We had to have two assemblies because only half of the student body will fit into the Sally Six Hersh Auditorium. Each assembly lasted 90 minutes would it be cheating to condense the time into a story that is supposed to chronicle an hour? The assemblies went fairly smoothly. We ran our cues with only minor incident, taking random dance breaks to songs written before these students were born such as “Taking Care of Business,” “Walking on Sunshine,” “Poison Ivy,” “Proud Mary,” and the theme song “I’ve Got the Music in Me.” The student body audience was more subdued than I expected. I only saw two students texting with cell phones from my perch up high, and that was surprising. I noted with pride that our performing arts students were still working so hard at the end of the school year when so many other students had already “checked out” with only 9 official school days left. And this was just their dress rehearsal. They had three public performances after these two assemblies. Many of the chorale students are also involved in the drama program, and as soon as the spring show is over they will pester me about what fall production I have planned. They live for performing.

The hour after the assemblies included teaching my only class that day due to the rearranged assembly schedule. The last hour of my work day was my planning time. Should I chronicle for posterity how I spent my time reading and answering the e-mails I had neglected for hours, or how I tracked down some students from my first class to ask them why they had been disrespectful to my substitute, or how I lamented that yet another plan period would go by leaving no time for grading or planning? I had to return to the auditorium to fix some lighting cues that hadn’t looked quite right during the assemblies.

The hour after school we had a faculty meeting.

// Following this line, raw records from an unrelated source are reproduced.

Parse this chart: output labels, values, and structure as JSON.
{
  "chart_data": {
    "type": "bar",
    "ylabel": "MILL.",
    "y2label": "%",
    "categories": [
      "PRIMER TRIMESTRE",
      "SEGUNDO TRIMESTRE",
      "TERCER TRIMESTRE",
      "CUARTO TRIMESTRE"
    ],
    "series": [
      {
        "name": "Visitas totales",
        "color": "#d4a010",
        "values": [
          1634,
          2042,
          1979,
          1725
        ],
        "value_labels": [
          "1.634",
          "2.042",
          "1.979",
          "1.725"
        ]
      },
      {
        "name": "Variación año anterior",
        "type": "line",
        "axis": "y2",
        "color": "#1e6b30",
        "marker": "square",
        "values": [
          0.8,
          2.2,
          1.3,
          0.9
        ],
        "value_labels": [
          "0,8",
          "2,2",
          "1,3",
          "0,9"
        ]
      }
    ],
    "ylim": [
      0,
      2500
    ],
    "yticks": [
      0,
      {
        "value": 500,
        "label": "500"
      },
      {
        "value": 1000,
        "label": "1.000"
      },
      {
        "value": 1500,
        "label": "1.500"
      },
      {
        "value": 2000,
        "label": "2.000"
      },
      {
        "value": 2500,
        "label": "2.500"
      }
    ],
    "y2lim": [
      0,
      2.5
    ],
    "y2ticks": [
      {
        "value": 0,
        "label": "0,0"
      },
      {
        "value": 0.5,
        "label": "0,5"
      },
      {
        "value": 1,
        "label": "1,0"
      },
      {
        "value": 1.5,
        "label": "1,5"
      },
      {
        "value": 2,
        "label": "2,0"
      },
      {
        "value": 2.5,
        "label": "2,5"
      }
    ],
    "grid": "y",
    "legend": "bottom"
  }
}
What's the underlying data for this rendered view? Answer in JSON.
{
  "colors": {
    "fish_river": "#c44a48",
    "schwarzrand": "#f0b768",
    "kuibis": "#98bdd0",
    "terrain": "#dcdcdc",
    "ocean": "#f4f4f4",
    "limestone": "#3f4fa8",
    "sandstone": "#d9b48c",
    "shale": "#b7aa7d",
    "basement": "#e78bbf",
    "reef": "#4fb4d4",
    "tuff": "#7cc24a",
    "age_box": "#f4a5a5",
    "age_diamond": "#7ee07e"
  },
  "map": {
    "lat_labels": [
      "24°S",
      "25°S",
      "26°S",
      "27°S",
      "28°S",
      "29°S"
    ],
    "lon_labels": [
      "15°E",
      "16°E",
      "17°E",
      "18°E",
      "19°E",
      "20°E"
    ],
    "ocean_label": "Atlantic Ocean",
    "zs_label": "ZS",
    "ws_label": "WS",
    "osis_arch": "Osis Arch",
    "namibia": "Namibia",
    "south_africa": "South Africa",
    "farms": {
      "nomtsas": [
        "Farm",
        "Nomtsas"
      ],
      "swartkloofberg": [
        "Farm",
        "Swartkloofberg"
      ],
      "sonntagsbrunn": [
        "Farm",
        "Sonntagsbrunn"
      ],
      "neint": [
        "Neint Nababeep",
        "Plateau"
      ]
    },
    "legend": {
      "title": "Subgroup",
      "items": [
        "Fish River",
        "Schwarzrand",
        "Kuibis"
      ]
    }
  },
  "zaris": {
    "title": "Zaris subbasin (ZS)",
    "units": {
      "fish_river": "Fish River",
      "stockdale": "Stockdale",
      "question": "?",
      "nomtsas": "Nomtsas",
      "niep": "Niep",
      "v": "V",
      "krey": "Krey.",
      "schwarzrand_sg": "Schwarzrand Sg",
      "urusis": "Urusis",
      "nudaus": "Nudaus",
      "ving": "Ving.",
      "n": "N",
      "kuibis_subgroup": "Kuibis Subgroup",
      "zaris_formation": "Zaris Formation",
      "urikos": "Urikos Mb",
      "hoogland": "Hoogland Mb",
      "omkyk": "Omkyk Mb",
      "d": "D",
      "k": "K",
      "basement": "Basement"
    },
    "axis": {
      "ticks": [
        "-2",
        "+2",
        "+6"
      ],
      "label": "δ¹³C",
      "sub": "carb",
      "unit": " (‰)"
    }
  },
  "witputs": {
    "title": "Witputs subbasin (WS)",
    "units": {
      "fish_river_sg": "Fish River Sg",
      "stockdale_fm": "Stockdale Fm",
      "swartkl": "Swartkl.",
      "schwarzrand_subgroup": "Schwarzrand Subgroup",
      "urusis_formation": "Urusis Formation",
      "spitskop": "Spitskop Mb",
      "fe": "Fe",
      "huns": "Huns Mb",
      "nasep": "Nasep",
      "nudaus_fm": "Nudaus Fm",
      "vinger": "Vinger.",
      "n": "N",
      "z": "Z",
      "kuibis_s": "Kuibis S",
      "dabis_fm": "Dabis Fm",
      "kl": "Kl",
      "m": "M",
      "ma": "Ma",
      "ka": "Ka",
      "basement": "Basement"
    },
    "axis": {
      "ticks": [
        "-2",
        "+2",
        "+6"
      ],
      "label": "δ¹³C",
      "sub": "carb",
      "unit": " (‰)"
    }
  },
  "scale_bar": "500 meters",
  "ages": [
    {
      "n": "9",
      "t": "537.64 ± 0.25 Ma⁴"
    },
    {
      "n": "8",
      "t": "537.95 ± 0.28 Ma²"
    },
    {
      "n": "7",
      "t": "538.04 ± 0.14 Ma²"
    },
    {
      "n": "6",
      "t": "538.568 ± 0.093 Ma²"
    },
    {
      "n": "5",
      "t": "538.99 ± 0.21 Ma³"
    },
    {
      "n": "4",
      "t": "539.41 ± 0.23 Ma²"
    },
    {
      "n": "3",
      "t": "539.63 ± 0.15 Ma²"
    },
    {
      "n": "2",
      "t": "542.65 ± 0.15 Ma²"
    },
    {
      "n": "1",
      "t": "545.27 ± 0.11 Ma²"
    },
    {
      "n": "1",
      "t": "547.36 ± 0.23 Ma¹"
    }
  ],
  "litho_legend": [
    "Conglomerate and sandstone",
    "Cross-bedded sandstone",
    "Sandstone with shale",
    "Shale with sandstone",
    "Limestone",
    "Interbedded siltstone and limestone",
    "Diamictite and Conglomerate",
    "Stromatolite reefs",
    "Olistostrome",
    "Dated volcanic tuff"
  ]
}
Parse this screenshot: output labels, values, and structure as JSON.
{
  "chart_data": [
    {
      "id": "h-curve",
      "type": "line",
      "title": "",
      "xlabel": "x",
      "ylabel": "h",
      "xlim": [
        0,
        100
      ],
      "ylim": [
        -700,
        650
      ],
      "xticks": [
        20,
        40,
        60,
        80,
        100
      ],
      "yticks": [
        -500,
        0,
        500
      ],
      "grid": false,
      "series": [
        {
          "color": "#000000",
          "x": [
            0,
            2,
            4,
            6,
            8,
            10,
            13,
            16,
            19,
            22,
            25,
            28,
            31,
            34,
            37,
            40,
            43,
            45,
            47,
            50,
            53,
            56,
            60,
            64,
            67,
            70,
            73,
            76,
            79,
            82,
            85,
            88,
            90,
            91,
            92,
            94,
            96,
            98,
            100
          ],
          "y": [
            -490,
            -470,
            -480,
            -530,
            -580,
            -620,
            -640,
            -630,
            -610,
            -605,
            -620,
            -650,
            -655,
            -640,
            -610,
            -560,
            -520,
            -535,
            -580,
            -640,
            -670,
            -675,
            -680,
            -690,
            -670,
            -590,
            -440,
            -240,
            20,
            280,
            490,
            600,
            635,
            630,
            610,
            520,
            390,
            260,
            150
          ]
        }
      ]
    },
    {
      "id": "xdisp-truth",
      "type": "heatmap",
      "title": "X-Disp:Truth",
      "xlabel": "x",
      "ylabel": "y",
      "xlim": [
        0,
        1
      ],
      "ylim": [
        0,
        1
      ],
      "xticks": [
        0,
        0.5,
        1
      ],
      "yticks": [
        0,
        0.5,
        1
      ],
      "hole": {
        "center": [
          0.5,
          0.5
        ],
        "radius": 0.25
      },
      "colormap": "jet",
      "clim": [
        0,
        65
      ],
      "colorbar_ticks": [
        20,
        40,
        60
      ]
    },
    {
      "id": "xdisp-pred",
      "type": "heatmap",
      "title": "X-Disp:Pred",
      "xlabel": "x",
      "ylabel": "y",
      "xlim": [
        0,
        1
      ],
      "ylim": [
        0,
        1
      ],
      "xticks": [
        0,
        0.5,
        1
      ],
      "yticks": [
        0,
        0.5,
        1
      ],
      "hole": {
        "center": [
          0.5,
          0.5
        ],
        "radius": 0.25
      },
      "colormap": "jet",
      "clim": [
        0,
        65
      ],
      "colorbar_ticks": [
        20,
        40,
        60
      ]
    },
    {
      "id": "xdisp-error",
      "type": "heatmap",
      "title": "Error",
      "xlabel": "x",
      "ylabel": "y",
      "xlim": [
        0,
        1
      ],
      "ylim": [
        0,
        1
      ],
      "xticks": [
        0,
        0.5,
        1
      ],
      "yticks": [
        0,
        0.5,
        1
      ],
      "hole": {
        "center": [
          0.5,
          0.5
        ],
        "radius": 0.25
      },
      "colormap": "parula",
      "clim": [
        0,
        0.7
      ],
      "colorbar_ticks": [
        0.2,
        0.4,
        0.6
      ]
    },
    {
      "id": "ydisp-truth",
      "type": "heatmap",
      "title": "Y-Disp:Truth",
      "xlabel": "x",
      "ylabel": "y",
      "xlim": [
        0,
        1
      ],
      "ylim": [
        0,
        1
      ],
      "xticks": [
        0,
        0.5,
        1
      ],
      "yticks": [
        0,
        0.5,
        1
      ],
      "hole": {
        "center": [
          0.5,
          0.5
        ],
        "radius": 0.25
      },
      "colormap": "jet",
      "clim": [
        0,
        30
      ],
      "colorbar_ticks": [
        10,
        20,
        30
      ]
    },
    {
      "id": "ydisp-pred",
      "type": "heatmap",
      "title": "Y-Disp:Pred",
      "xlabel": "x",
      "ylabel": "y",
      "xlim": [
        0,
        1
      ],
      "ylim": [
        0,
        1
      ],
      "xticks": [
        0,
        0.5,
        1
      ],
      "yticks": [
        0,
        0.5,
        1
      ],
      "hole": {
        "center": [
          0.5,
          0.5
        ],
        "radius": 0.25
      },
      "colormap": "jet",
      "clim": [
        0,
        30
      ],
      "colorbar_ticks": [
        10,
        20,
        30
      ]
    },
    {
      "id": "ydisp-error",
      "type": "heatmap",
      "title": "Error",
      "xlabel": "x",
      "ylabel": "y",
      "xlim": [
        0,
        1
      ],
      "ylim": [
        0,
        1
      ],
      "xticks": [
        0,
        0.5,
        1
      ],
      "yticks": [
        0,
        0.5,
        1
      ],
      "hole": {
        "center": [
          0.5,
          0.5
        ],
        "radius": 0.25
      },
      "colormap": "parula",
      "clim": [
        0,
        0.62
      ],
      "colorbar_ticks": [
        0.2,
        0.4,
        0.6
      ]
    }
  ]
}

I was so tired that I struggled to keep my eyes open. Maybe I shouldn’t report that.

At home there wasn’t much to report either. I enjoyed my only half hour of silence and solitude before I picked my daughter up at preschool. My son was at his weekly art class for preschoolers at the Lawrence Arts Center, and he would come home later covered in paint. My husband had taken him and would pick him up. I was too tired to cook the meal we so carefully planned and shopped for on the previous weekend, so I ordered a sausage and tomato pizza from Wheat State Pizza, our favorite after Rudy’s and Papa Keno’s. Is that worth reporting?

The most intriguing news of the day came after dinner, but it only had ‘mom’ value. While playing outside in the front yard, my son and daughter took turns describing the bugs they had found on the playground at preschool. Their meticulous and awed descriptions were accompanied by lively hand gestures and funny facial expressions. I took photos.

At the end of my day, I was left with no dramatic events to chronicle. Nothing in my day seemed compelling enough to make an interesting story. Maybe I just didn’t look hard enough for an angle. Not a normal day in my life, nor the most interesting, but maybe I was just too busy and too tired to know otherwise.